The mural magnifies the wonders of nature, with an Alice in Wonderland kind of landscape inhabited by a friendly 10-foot-tall snail on the prowl, a giant green frog amid a bed of flowers flicking its improbably long tongue at a passing dragonfly, a snow crane standing nearly two stories tall, a frisky squirrel amid ivy, ferns and blooming poppies, and an observant owl keeping watch on Roosevelt Park across the street. Inspired by native Sacramento Valley species, the mural complements the greenery of the park, which CADA previously helped renovate.
The eye-catching imagery complements the nature-inspired color scheme that refreshed the adjoining Somerset Parkside condominiums around the corner on Q Street. The mural project came about as Somerset Parkside was about to be repainted. Although Somerset Parkside is not part of the mural project, CADA worked with the condo HOA representing 75 homeowners to ensure that the mural would complement the color scheme of dark spruce green and rich earth tones chosen for the condos.

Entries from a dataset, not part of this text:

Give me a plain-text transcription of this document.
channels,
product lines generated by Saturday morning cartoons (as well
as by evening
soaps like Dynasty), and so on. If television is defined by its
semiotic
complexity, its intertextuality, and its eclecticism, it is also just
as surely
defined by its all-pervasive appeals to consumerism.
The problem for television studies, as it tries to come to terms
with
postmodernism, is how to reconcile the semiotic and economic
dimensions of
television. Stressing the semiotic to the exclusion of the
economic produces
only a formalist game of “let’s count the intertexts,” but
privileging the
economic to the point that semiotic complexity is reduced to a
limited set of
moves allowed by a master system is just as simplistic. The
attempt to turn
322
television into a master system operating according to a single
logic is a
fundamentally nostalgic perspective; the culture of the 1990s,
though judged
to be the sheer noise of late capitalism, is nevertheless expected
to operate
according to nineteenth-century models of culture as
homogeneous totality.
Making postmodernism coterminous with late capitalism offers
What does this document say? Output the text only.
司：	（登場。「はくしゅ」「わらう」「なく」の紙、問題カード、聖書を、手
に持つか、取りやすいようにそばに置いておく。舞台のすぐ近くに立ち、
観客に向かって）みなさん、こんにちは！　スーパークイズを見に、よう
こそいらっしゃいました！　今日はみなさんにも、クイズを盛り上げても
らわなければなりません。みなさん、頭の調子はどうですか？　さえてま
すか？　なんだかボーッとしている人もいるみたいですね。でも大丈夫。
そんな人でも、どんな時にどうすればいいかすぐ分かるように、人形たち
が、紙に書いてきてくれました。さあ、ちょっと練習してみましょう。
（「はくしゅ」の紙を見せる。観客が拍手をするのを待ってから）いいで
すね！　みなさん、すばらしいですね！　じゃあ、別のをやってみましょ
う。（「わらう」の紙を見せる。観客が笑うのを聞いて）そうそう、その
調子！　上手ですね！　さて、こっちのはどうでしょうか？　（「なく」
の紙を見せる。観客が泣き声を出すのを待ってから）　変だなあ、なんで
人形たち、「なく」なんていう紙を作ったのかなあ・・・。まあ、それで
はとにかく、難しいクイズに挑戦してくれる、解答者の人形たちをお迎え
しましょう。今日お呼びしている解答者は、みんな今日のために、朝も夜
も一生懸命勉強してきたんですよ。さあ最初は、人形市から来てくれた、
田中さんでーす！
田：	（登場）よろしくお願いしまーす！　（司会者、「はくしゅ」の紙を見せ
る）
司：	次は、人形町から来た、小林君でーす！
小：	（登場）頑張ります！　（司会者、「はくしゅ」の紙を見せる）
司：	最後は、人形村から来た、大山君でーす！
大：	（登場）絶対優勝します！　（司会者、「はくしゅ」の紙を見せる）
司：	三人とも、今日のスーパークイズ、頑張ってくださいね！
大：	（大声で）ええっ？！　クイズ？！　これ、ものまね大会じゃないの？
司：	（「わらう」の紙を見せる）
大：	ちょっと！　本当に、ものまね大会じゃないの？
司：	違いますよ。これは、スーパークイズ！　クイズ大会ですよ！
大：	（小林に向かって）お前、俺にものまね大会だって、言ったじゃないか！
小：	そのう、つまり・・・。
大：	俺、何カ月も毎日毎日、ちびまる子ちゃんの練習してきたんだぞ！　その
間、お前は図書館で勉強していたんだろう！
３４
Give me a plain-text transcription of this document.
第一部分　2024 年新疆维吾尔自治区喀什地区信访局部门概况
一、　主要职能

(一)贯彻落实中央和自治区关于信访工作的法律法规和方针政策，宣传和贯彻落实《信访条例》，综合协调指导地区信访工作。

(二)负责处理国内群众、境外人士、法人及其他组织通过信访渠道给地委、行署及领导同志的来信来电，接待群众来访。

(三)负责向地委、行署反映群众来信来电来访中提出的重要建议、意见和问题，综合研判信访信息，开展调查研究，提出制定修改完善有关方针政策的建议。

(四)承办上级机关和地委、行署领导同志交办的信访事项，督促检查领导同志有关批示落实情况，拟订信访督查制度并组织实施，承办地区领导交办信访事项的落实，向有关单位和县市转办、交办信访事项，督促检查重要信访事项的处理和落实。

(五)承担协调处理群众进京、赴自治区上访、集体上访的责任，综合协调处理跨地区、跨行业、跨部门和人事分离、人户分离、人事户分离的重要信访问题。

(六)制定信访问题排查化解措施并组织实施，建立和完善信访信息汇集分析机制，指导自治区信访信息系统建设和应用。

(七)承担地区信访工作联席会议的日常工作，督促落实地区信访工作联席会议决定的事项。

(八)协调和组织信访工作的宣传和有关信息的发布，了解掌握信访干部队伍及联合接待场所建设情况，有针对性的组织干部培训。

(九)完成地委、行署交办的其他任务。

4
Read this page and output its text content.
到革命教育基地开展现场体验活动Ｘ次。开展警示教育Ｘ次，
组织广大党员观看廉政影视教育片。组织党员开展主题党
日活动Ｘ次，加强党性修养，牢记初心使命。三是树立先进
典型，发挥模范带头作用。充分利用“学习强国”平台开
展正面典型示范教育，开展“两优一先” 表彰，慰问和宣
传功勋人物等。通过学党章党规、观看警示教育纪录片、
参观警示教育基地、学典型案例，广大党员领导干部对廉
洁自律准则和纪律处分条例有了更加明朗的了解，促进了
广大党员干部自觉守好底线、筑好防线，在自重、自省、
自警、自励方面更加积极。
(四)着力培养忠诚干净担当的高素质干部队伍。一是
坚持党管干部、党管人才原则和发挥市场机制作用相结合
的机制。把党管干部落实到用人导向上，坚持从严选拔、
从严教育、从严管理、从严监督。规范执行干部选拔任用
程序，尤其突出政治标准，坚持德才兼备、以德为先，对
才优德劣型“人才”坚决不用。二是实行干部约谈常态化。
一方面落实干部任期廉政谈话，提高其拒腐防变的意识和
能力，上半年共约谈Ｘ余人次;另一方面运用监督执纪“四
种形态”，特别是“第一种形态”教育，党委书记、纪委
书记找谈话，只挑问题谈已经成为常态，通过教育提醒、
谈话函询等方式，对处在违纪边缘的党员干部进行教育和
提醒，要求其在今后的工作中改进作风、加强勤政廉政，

Karen Ulep, CADA’s marketing and creative services manager, pursued and earned a City of Sacramento Creative Economy Pilot Project grant, which funded a small of the expansive mural. Sacramento artist Stephen V. Williams designed the flora and fauna concept, with input from Sacramento art legend Gregory Kondos. Williams completed the initial mural design in June of 2018 and finished an extension of the work in February of 2019.
“Our goal was to create a vibrant and inspiring common space that the entire community could enjoy,” Ulep explained. “We at CADA believe that innovation through art is a creative way to bring together cultures and individuals, and to symbolize the uniqueness of our city. This mural is a point of pride for neighborhood residents and owners of businesses, and is a welcoming gesture to visitors and patrons.”
Work began in phases following the grant award in January 2017, and the monumental project was completed in August 2018. As a neighborhood enrichment project, the mural helps to instill pride in the neighborhood — and serves as an unmistakable geographic reference point. Just look for the big peering owl and the tongue-flicking frog, and you’re there.